As we enter the year of the tiger, I’m reminded of the fascinating story behind how the tiger became one of the Chinese zodiac creatures. At a time when Earth which had been in turmoil, the tiger was said to have been sent by the Jade Emperor to restore order and bring peace. Thanks to its bravery, strength, persistence and determination (as well as never back down attitude), the tiger was successful in bringing stability back to the human world, the forest, and the sea. For its contributions, the Jade Emperor added a vertical line on top of the original three horizontal lines on the tiger’s forehead, which means “King” in Chinese, and raised its status as one of the twelve zodiac animals.
In pop culture, tigers are usually affectionate, generous and bursting with vigour such as Hobbes of ‘Calvin and Hobbes’, where he is a stuffed tiger to all except Calvin. And then there is Tigger, the loving, friendly, rambunctious and overly energetic tiger, who is one of Winnie the Pooh’s best friends with a great tendency for bouncing.
In the coming year, let us emulate these positive characteristics of the tiger in all that we do; fearless in facing the challenges, the pandemic and the ups and downs of life. Let us continue to serve, support and to live in harmony with our fellow human beings and all creatures as best we can. Let us also remember to be generous of heart and kind to those around us especially those who need help, and may we remain high-spirited and have an optimistic outlook to life as this is essential to a purposeful existence.

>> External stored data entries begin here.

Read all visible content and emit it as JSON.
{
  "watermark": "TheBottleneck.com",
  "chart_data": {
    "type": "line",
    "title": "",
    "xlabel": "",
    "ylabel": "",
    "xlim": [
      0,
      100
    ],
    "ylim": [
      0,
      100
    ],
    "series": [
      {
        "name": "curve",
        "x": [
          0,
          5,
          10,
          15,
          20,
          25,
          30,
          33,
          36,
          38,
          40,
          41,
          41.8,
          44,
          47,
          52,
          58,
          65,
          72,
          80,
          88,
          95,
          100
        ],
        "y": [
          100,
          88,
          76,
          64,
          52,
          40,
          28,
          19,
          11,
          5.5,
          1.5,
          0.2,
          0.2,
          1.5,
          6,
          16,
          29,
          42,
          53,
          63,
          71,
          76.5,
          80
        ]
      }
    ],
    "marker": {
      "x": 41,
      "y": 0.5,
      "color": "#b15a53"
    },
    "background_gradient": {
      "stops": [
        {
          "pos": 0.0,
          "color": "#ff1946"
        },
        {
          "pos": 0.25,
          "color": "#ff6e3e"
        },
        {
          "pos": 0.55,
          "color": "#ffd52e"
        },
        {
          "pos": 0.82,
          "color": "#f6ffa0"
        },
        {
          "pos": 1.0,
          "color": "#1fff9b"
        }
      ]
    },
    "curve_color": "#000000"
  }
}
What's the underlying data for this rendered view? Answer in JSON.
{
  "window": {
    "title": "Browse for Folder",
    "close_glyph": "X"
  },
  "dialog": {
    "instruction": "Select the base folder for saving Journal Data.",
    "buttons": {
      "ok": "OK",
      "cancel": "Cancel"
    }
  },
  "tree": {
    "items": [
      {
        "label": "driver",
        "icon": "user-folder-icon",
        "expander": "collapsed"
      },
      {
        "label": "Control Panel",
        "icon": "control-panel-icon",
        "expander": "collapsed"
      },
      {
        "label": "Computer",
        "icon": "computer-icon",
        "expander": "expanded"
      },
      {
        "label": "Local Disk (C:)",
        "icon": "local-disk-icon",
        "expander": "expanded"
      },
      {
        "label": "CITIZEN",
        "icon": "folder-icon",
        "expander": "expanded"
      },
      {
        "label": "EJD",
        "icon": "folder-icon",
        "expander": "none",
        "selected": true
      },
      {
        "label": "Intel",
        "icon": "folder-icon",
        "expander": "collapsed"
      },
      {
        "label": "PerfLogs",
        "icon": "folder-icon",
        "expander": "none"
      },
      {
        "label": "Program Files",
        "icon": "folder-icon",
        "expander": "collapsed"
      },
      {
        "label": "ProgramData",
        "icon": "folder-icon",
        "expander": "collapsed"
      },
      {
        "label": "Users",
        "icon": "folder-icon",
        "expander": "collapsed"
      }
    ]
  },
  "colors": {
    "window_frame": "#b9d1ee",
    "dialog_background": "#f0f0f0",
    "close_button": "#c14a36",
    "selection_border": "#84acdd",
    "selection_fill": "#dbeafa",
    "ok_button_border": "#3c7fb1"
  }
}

Tigers are also solitary creatures yet known to collaborate on hunts, to increase their chances of securing food and survival. While we too have been solitary during the pandemic, in our home and away from our families, we adapted, learned to live and work differently, and most of all, we survived. The spirit of #KitaJagaKita or We Care for Each Other was on display; a reminder that in our darkest moment, we are there for one another.
The past two years has also taught us the importance of family. Last year, because of the pandemic all my three daughters were back home for Chinese New Year. Despite the challenging and uncertainty of the pandemic, it played an important part in bringing my family together. And I was not alone in this, for many who had children studying or working overseas, their families too were brought closer together, many with the help of technology and Zoom.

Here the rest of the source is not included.